Toby is relaxed and very comme le garcon. He is puzzled by Sugar’s ratcheting anxiety at certain things and her outrage at any noise. Motorcycles make her angry, thunderstorms drive her mad; the crack of the storm a few weeks back thrilled us all, but it drove Sugar to run back and forth through the house all night, while Toby merely looked amused. He takes it all in and rolls with it. After six years, Sugar still tries to bite the vacuum, whereas Toby, unused to the machine, would turn tail and find a place to hide at first, but now barely moves when I close in on him sprawled on the floor.
I don’t think anyone ever played with him in his former life, he was too ready to install himself in a dirt hole and stay there and he seemed a little uncomfortable indoors, like a mountain man invited to a cozy dinner after a winter in the hills or Eliza Doolittle before her transformation.
When I ordered a package of Mr. Squeak toys, he spent hours poking one with his snout until he earned the name Machine Gun Tobe. After awhile, the squeaks lost their squeak and became silent. Just listening to the obnoxious squeals of those toys makes you cringe for the small creatures dogs wish they could capture. Sugar will never quit; she caught a rat once and killed it immediately. She also demolishes the Mr. Squeaks. I still have a single boot, the molecule left of one of them.

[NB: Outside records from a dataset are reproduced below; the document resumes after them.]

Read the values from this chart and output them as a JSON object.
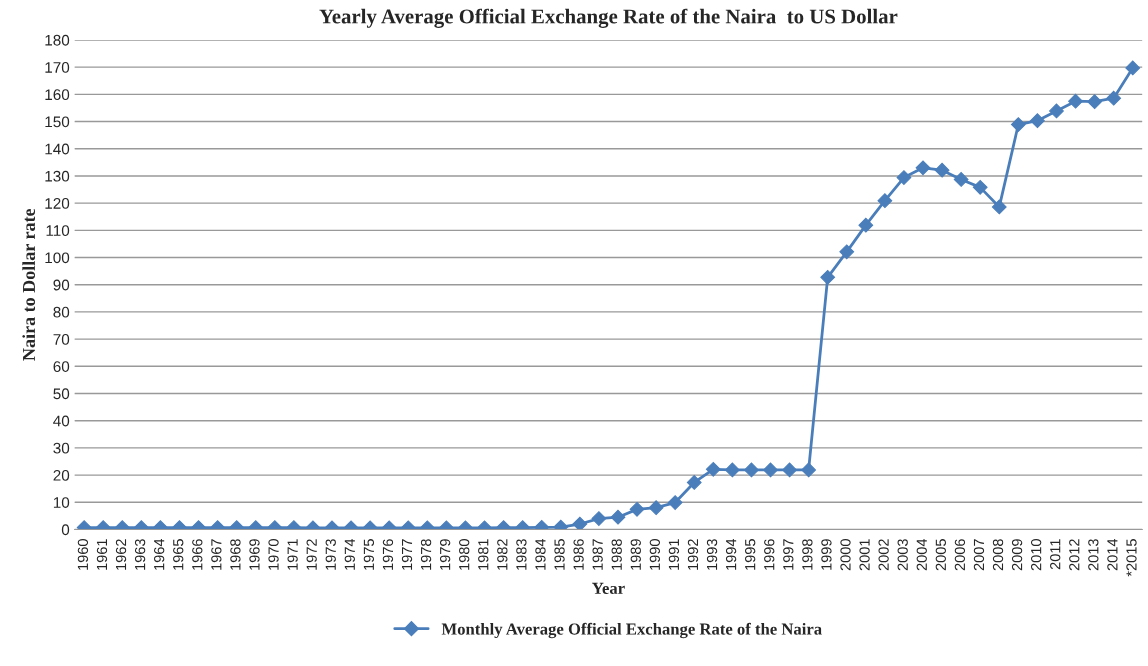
{
  "chart_data": {
    "type": "line",
    "title": "Yearly Average Official Exchange Rate of the Naira  to US Dollar",
    "xlabel": "Year",
    "ylabel": "Naira to Dollar rate",
    "categories": [
      "1960",
      "1961",
      "1962",
      "1963",
      "1964",
      "1965",
      "1966",
      "1967",
      "1968",
      "1969",
      "1970",
      "1971",
      "1972",
      "1973",
      "1974",
      "1975",
      "1976",
      "1977",
      "1978",
      "1979",
      "1980",
      "1981",
      "1982",
      "1983",
      "1984",
      "1985",
      "1986",
      "1987",
      "1988",
      "1989",
      "1990",
      "1991",
      "1992",
      "1993",
      "1994",
      "1995",
      "1996",
      "1997",
      "1998",
      "1999",
      "2000",
      "2001",
      "2002",
      "2003",
      "2004",
      "2005",
      "2006",
      "2007",
      "2008",
      "2009",
      "2010",
      "2011",
      "2012",
      "2013",
      "2014",
      "*2015"
    ],
    "series": [
      {
        "name": "Monthly Average Official Exchange Rate of the Naira",
        "color": "#4a7ebb",
        "values": [
          0.7,
          0.7,
          0.7,
          0.7,
          0.7,
          0.7,
          0.7,
          0.7,
          0.7,
          0.7,
          0.7,
          0.7,
          0.6,
          0.6,
          0.6,
          0.6,
          0.6,
          0.6,
          0.6,
          0.6,
          0.6,
          0.6,
          0.7,
          0.7,
          0.8,
          0.9,
          2.0,
          4.0,
          4.5,
          7.4,
          8.0,
          9.9,
          17.3,
          22.1,
          21.9,
          21.9,
          21.9,
          21.9,
          21.9,
          92.7,
          102.1,
          111.9,
          120.9,
          129.4,
          133.0,
          132.1,
          128.7,
          125.8,
          118.6,
          148.9,
          150.3,
          153.9,
          157.5,
          157.3,
          158.6,
          169.7
        ]
      }
    ],
    "ylim": [
      0,
      180
    ],
    "yticks": [
      0,
      10,
      20,
      30,
      40,
      50,
      60,
      70,
      80,
      90,
      100,
      110,
      120,
      130,
      140,
      150,
      160,
      170,
      180
    ],
    "grid": "y",
    "legend": "bottom",
    "marker": "diamond",
    "line_style": "solid"
  }
}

Toby just can’t get with the program, but it isn’t his fault. He whines because Sugar can catch a tossed squeak in one, but he will never get the chance to beat her at that game. There may be three squeaks lying at angles, looking like a Busby Berkeley routine for chubby rubber toys, and neither dog will resort to another squeak if the other has one in their mouth.
This makes it very valuable, a supply and demand metaphor come to life.

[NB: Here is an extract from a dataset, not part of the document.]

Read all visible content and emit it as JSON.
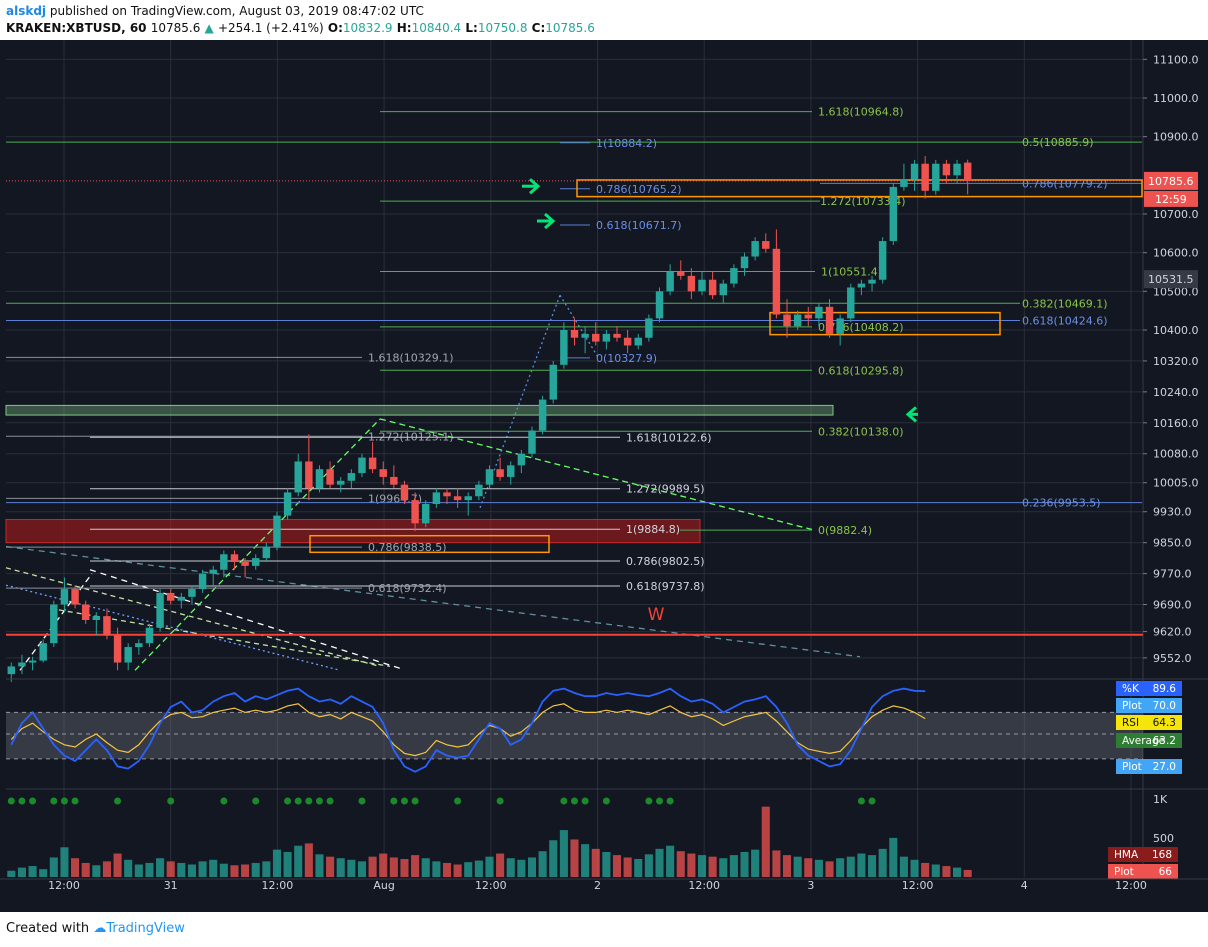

Sugar will trot back and forth through the house, a squeak hanging out of her mouth, looking coyly over her shoulder at Toby. She has discovered what makes the men trot after her and it is something that squeaks.
The squeaks are so desirable, particularly when they still have their squeak noise, that my son has made one into a remote canine control. Toby’s favorite spot is in the bathroom on the tile, lying against the wall. It’s nice and cool there, but the bathroom is a little small, so in order to get him out, my son opens the utility drawer and squeaks one of the still operable squeaks. That moves the canine spirit.
I was in the kitchen and had a small piece of food. I whispered, a mere sigh of a sound, for Sugar to come and get it. Toby heard it and arrived at the same time she did. And he was twice as far away and around a corner in another room.
Jockeying for position is the order of the day. If one comes up to the MOTH for petting, and if his name is Toby, Sugar will push into any opening available and take up a position in front of Don’s legs like one of the lions in front of the New York City library.
Sugar will not abide Toby’s presence for long on HER bed. Yesterday, Toby jumped up there next to his favorite guy, snuggled up to the MOTH’s back with his back, and wiggled around quite forcefully until Don was comfortable. During this, Sugar jumped up next to both of them, sat and gazed down at this spectacle with disdain.
“This is what happens,” she asserts, “when you let a stranger in the house who is one of my species, but is not me.”
All in all, it has been a learning experience. Two dogs are a microcosm of human relationships. No wonder everyone thinks we’re a lost cause.